MARTINSBURG, W.Va. — The Bureau of Alcohol, Tobacco, Firearms and Explosives has been without a permanent director for six years, as President Obama recently noted. But even if someone were to be confirmed for the job, the agency’s ability to thwart gun violence is hamstrung by legislative restrictions and by loopholes in federal gun laws, many law enforcement officials and advocates of tighter gun regulations say.
For example, under current laws the bureau is prohibited from creating a federal registry of gun transactions. So while detectives on television tap a serial number into a computer and instantly identify the buyer of a firearm, the reality could not be more different.
When law enforcement officers recover a gun and serial number, workers at the bureau’s National Tracing Center here — a windowless warehouse-style building on a narrow road outside town — begin making their way through a series of phone calls, asking first the manufacturer, then the wholesaler and finally the dealer to search their files to identify the buyer of the firearm.

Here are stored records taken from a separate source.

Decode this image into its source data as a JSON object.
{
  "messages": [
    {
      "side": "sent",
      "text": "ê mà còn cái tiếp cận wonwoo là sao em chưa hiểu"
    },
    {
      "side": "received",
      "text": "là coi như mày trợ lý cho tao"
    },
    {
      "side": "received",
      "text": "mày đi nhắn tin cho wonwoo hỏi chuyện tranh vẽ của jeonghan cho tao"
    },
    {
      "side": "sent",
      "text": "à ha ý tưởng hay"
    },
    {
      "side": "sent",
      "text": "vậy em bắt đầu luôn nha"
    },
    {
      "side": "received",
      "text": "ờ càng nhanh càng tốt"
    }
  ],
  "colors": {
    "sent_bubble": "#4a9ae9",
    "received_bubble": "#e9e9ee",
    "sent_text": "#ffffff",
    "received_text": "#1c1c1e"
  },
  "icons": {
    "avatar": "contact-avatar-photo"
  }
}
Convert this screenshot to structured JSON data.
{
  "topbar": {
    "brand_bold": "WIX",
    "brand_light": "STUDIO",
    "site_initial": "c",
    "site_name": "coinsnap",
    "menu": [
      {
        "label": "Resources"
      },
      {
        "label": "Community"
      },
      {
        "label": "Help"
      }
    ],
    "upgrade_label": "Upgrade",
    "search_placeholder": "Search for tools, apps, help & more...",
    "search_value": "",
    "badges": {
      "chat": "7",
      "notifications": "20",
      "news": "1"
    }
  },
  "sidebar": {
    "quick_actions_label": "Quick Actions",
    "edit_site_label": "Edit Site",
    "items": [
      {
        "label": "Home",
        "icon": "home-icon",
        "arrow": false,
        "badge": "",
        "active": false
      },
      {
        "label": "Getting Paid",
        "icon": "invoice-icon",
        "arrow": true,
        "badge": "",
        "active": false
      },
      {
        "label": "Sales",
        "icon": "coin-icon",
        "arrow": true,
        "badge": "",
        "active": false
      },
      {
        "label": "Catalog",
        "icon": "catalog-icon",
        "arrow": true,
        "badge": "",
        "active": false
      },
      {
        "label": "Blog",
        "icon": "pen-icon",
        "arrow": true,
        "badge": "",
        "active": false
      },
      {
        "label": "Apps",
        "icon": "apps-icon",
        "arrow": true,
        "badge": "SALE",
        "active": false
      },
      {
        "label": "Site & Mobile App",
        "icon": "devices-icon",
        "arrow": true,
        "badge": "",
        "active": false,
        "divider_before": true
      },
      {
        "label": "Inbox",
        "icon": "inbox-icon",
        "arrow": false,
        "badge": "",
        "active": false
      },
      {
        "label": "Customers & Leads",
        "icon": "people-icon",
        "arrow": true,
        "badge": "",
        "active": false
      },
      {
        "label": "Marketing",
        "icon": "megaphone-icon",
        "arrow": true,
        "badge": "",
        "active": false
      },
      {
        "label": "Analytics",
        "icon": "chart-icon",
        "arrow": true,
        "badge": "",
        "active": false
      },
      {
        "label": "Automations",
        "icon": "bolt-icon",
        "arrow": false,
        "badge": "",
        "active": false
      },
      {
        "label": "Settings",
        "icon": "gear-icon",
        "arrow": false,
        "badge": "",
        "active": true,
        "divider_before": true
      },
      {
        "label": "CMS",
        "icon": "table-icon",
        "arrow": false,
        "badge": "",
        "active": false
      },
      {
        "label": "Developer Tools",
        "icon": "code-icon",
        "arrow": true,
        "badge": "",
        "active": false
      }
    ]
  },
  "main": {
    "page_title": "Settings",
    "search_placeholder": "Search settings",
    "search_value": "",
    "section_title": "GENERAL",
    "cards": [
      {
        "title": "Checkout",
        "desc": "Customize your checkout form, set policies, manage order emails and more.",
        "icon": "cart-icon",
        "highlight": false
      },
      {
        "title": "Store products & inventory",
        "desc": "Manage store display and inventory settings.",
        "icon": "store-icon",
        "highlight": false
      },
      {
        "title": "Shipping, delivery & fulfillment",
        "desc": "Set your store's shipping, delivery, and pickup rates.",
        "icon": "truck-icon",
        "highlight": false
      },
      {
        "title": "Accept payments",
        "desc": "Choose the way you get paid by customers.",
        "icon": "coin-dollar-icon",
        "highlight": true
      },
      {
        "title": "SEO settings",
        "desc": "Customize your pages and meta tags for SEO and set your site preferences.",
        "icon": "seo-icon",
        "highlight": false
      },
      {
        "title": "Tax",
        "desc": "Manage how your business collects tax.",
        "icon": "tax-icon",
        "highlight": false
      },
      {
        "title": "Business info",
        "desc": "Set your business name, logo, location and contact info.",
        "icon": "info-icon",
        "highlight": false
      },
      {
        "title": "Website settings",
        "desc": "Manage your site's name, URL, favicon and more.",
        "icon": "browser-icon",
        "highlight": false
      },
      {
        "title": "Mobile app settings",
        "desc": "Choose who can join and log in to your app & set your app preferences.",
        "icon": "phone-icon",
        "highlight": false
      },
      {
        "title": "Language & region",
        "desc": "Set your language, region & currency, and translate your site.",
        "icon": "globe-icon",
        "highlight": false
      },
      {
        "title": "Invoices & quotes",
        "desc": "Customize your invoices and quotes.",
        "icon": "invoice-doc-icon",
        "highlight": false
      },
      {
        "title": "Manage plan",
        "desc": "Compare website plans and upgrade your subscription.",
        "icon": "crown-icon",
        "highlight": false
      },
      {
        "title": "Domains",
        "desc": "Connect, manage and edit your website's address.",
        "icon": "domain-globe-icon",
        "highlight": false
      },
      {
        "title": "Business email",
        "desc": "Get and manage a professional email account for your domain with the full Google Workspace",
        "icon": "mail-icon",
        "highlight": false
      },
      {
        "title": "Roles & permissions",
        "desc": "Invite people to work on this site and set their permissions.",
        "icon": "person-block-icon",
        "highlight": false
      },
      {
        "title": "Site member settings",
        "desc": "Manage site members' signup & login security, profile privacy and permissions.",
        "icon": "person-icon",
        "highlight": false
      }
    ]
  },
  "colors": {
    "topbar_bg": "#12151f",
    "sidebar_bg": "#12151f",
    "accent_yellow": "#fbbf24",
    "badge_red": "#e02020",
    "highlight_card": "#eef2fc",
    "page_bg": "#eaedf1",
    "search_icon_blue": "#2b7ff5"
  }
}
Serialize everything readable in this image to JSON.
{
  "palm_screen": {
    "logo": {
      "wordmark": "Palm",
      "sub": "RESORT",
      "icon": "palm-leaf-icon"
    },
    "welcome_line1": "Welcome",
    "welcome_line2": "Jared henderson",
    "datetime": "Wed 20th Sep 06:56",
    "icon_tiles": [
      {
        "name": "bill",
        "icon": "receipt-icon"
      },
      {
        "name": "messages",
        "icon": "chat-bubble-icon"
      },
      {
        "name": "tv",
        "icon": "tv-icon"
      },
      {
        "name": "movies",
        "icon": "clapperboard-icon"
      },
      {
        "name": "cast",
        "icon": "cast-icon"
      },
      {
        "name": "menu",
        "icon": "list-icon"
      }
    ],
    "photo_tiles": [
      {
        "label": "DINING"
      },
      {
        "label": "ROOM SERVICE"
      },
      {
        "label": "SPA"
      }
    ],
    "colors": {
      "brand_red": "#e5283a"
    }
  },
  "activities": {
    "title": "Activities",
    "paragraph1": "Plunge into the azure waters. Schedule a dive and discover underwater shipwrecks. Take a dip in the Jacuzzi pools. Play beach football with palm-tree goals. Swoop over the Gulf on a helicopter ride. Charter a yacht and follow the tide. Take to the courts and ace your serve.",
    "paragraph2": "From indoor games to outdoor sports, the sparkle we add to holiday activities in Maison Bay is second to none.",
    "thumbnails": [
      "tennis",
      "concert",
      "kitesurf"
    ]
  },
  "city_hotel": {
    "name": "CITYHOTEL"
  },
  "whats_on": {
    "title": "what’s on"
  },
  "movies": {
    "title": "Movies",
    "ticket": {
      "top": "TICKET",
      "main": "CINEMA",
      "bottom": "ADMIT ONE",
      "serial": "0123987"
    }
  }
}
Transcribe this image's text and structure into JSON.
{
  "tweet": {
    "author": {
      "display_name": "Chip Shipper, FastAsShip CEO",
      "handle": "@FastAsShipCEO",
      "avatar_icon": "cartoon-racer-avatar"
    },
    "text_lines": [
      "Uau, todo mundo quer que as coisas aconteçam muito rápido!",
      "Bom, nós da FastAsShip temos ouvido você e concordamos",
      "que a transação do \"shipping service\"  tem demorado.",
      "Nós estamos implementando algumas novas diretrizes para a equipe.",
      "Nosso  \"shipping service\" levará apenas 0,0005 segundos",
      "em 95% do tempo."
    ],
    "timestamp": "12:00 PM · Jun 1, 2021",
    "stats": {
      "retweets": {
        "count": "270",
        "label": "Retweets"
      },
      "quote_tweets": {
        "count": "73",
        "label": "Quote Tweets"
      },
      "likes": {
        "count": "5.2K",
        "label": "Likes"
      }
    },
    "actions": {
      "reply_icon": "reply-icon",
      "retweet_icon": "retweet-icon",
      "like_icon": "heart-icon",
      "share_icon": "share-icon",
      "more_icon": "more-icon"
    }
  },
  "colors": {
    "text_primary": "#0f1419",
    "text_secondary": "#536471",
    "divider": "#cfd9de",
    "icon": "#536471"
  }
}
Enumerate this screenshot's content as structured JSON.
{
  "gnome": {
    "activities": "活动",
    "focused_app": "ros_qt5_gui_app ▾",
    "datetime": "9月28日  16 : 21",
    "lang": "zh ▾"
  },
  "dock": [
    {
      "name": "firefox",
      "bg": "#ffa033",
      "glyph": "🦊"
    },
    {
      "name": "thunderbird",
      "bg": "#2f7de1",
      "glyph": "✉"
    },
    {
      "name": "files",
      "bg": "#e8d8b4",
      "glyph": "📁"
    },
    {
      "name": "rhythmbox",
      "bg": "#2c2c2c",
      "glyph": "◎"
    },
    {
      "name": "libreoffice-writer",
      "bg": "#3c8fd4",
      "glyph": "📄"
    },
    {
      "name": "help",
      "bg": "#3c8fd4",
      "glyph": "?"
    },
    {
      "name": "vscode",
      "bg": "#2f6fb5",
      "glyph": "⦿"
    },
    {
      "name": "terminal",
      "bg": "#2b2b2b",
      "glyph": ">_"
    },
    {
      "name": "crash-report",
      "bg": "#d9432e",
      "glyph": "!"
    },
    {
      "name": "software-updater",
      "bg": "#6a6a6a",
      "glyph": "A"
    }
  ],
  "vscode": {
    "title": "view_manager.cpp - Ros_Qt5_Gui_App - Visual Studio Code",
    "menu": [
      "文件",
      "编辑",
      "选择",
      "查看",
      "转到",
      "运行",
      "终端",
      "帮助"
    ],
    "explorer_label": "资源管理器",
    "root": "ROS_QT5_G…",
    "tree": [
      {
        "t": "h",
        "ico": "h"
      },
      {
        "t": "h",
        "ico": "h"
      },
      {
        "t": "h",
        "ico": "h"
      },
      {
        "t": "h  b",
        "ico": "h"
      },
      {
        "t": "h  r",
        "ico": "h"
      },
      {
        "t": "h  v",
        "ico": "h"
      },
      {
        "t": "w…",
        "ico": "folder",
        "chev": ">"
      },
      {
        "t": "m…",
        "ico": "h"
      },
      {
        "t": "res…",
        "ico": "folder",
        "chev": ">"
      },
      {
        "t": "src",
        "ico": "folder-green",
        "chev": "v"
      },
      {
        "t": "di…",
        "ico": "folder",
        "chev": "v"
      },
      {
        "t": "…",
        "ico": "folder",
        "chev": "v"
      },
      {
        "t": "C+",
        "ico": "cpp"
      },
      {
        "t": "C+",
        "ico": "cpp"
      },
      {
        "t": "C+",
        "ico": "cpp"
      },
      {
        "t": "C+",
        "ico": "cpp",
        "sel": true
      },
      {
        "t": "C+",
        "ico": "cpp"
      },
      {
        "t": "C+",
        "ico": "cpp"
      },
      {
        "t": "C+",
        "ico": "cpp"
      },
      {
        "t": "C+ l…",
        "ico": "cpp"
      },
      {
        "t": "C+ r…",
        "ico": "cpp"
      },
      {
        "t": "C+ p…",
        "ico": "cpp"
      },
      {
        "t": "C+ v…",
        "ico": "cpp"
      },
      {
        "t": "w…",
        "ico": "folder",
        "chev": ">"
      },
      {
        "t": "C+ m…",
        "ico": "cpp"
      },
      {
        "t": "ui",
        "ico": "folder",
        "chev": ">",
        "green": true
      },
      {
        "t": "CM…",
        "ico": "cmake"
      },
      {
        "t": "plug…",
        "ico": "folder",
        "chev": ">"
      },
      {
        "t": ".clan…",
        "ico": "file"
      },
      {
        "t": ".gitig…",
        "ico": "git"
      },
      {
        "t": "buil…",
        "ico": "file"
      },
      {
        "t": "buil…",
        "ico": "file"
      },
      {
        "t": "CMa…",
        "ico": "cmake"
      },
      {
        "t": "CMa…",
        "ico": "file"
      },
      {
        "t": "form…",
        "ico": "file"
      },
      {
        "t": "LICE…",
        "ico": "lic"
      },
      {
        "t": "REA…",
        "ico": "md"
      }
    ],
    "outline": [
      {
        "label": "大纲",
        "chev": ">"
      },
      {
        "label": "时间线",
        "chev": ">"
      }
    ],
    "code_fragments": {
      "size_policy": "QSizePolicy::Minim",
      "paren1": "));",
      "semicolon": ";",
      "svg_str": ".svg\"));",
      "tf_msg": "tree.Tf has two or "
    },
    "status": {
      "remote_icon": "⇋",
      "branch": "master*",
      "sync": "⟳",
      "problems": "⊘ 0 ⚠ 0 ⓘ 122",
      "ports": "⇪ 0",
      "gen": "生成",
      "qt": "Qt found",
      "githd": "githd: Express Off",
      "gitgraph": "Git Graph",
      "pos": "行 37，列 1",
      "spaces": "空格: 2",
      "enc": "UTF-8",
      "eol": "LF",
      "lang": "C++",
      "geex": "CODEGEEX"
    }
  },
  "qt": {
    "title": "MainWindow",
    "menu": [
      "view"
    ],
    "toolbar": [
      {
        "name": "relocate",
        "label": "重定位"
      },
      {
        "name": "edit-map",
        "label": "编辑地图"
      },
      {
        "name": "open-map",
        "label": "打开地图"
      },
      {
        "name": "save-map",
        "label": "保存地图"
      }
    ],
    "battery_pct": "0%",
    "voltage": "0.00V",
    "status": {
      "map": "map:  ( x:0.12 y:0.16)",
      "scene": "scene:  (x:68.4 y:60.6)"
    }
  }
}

About a third of the time, the process involves digging through records sent in by companies that have closed, in many cases searching by hand through cardboard boxes filled with computer printouts, hand-scrawled index cards or even water-stained sheets of paper.
In an age when data is often available with a few keystrokes, the A.T.F. is forced to follow this manual routine because the idea of establishing a central database of gun transactions has been rejected by lawmakers in Congress, who have sided with the National Rifle Association, which argues that such a database poses a threat to the Second Amendment. In other countries, gun rights groups argue, governments have used gun registries to confiscate the firearms of law-abiding citizens.
Advocates for increased gun regulation, however, contend that in a country plagued by gun violence, a central registry could help keep firearms out of the hands of criminals and allow law enforcement officials to act more effectively to prevent gun crime.
As has been the case for decades, the A.T.F., the federal agency charged with enforcing gun laws and regulating the gun industry, is caught in the middle.
Law enforcement officials say that in theory, the A.T.F. could take a lead role in setting a national agenda for reducing gun crime, a goal that has gained renewed urgency with the school massacre in Newtown, Conn. But it is hampered, they say, by politically driven laws that make its job harder and by the ferocity of the debate over gun regulation.
“I think that they’ve really been muzzled over the last several years, at least, from doing their job effectively,” said Frederick H. Bealefeld III, a former police commissioner in Baltimore. “They’ve really kind of been the whipping agency, caught in the political turmoil of Washington on the gun issue.”